Dio perciò ha chiamato l'uomo, un essere limitato e inferiore a lui, a vivere
alla sua pari. C'è solo una condizione: l'accoglienza da parte dell'uomo di
questo invito divino; egli deve accettare liberamente la vera vita, di cui solo
Dio è datore e arbitro. In questo dovere di disponibilità e di obbedienza sta il
significato culminante del racconto del paradiso terrestre e costituisce la base
di tutta la storia della salvezza. E' il punto delicato e profondissimo del
rapporto che Dio vuole stabilire con l'uomo, nel rispetto della libertà, ma con
l'esigenza di una fedeltà e di una sottomissione radicate nell'amore. Purtroppo
la creatura umana è venuta meno al suo impegno di corrispondenza sotto
l'istigazione del serpente e ha commesso il peccato di insubordinazione e di
orgoglio volendosi mettere al posto di Dio. Da qui la rottura tremenda tra il
mondo divino e quello umano, dove l'uomo si è ritrovato solo e orfano, randagio
alla ricerca disperata e angosciata di se stesso e della propria quiete. Ma Dio
nel suo amore infinito non lo ha abbandonato. Anzi ha promesso subito, dopo la
colpa, una salvezza futura (Gn 3, 15).
Nella lettera ai Romani (Rm 5, 12-19) Paolo rilegge la vicenda di Adamo in
riferimento a Cristo il Salvatore. Adamo viene considerato il progenitore
dell'umanità peccatrice, dominata dalla morte e dalla sofferenza, ed è
contrapposto a Cristo, il quale riporta l'umanità allo stato primitivo di grazia
e di comunione con Dio, Infatti, Cristo, mediante il suo sacrificio redentore
nell'amore, riconcilia l'umanità con Dio, poiché il peccato aveva attuato uno
stato di discordia e di inimicizia rispetto al disegno iniziale del Creatore.
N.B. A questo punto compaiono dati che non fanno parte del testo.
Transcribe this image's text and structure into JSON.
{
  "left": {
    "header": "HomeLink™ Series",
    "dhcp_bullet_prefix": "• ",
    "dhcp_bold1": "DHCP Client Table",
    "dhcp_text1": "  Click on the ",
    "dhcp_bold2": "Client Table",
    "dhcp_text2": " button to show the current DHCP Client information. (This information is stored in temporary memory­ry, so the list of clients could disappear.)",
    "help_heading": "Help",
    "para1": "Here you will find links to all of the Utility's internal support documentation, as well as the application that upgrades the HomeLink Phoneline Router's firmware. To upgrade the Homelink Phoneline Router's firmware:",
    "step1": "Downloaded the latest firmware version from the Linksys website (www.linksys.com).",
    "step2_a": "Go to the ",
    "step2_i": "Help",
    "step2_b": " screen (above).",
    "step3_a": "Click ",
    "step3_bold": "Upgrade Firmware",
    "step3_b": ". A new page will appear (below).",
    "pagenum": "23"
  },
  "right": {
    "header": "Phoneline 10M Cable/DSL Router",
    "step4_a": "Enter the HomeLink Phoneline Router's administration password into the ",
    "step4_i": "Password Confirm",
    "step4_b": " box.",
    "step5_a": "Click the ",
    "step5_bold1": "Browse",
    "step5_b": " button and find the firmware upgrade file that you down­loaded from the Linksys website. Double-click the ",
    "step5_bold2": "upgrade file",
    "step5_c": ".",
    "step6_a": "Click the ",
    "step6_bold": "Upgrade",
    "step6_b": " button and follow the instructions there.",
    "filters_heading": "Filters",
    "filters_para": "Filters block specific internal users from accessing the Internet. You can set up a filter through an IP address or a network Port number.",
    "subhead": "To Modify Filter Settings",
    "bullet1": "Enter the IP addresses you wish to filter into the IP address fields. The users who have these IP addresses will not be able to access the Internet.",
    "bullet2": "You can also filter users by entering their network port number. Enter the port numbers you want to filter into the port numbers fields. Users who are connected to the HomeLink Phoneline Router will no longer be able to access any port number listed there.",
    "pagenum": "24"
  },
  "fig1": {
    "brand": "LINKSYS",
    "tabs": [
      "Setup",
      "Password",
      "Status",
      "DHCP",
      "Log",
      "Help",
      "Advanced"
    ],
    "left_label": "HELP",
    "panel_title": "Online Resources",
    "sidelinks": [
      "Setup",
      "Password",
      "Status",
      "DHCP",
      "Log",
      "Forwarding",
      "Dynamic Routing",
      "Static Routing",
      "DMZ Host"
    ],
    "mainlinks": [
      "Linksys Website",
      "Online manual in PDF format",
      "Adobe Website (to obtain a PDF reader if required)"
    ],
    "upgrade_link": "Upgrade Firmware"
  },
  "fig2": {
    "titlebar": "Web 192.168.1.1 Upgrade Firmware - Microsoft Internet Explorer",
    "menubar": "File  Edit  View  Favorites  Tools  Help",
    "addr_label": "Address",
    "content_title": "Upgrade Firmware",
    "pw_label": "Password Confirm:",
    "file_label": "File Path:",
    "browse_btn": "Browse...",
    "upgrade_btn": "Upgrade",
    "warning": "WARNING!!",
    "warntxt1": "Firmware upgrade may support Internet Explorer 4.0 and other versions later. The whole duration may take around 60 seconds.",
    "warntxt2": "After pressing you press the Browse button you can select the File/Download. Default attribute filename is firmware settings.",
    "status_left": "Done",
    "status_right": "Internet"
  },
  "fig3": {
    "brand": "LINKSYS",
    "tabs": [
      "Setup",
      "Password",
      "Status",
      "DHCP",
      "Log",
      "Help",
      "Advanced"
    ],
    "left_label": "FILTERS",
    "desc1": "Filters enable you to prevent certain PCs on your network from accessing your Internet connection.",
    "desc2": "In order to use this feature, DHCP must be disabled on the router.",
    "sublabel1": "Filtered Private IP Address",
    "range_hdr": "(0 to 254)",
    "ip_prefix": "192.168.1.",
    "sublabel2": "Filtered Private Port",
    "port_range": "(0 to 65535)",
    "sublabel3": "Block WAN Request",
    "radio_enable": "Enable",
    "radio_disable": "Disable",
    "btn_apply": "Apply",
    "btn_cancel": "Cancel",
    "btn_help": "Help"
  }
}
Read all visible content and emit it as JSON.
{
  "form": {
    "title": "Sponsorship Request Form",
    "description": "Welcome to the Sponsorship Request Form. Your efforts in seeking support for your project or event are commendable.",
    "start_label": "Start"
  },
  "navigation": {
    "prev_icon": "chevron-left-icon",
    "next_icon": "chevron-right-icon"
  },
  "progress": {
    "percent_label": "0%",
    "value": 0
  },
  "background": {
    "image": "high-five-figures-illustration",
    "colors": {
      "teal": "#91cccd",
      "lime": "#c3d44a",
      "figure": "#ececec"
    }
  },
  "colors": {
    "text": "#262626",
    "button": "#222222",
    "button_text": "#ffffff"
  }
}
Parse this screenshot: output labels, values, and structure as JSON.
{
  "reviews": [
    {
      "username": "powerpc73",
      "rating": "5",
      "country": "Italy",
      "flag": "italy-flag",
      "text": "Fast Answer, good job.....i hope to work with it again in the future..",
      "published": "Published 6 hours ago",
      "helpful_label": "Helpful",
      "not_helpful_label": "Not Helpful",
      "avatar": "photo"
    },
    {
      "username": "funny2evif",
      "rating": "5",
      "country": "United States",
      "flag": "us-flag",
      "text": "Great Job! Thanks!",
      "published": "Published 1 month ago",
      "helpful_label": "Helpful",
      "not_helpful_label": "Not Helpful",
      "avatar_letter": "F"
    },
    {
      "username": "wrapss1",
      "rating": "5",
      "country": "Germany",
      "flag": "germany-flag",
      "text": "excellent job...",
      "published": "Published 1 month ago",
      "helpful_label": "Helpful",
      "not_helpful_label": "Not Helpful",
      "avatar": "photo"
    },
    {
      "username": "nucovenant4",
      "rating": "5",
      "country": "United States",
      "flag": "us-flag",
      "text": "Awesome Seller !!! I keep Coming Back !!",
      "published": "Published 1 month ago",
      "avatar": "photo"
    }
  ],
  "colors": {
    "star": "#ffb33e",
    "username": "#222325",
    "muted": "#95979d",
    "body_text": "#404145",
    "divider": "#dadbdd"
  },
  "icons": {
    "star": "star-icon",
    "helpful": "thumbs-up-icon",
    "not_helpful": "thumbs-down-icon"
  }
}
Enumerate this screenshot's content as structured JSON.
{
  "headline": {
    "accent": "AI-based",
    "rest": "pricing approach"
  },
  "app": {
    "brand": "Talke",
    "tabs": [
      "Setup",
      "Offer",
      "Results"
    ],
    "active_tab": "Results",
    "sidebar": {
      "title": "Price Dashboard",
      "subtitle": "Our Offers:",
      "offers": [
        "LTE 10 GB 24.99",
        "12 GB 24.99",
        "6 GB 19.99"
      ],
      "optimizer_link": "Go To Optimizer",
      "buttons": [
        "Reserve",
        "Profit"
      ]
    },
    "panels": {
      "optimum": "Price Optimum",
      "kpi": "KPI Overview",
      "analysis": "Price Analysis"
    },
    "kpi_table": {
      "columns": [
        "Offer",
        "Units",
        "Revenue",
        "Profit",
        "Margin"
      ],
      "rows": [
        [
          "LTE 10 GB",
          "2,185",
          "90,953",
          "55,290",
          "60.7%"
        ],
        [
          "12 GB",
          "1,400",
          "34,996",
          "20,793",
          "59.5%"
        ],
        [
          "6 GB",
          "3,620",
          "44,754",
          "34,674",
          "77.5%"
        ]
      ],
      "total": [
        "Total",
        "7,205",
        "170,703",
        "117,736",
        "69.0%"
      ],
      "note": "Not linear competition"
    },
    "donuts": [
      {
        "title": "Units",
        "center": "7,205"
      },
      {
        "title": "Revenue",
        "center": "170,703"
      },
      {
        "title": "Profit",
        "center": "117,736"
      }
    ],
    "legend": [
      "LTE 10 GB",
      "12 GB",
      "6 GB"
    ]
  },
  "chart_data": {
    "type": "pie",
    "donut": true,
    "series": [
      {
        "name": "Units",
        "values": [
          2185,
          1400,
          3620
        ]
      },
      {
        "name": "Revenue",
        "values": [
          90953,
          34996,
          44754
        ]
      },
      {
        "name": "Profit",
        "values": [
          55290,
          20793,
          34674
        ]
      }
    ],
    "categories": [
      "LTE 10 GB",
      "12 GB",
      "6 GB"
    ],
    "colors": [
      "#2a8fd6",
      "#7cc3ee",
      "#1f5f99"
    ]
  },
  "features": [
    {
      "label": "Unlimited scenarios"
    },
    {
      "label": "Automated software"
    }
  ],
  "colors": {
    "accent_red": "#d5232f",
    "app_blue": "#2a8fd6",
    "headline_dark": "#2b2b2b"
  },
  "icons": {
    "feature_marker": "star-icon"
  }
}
Cristo pertanto è il "secondo Adamo" o il "nuovo Adamo", il Figlio di Dio che,
mediante la sua obbedienza e la vittoria sulle insidie sataniche (Mt 4, 1-11),
compie il gesto di disponibilità a Dio, al quale non seppe essere fedele il
primo Adamo. Tuttavia il rapporto tra Adamo e Cristo non si pone sullo stesso
pieno, ma secondo un senso di superamento, in quanto Cristo non è solo "anima
vivente" e proveniente dalla terra, ma è "spirito vivificante" e derivante dal
cielo (1Cor 15, 45. 47). Cristo perciò è il prototipo al quale Adamo si
riferisce come pallida immagine o "figura di colui che deve venire" (Rm 5, 14).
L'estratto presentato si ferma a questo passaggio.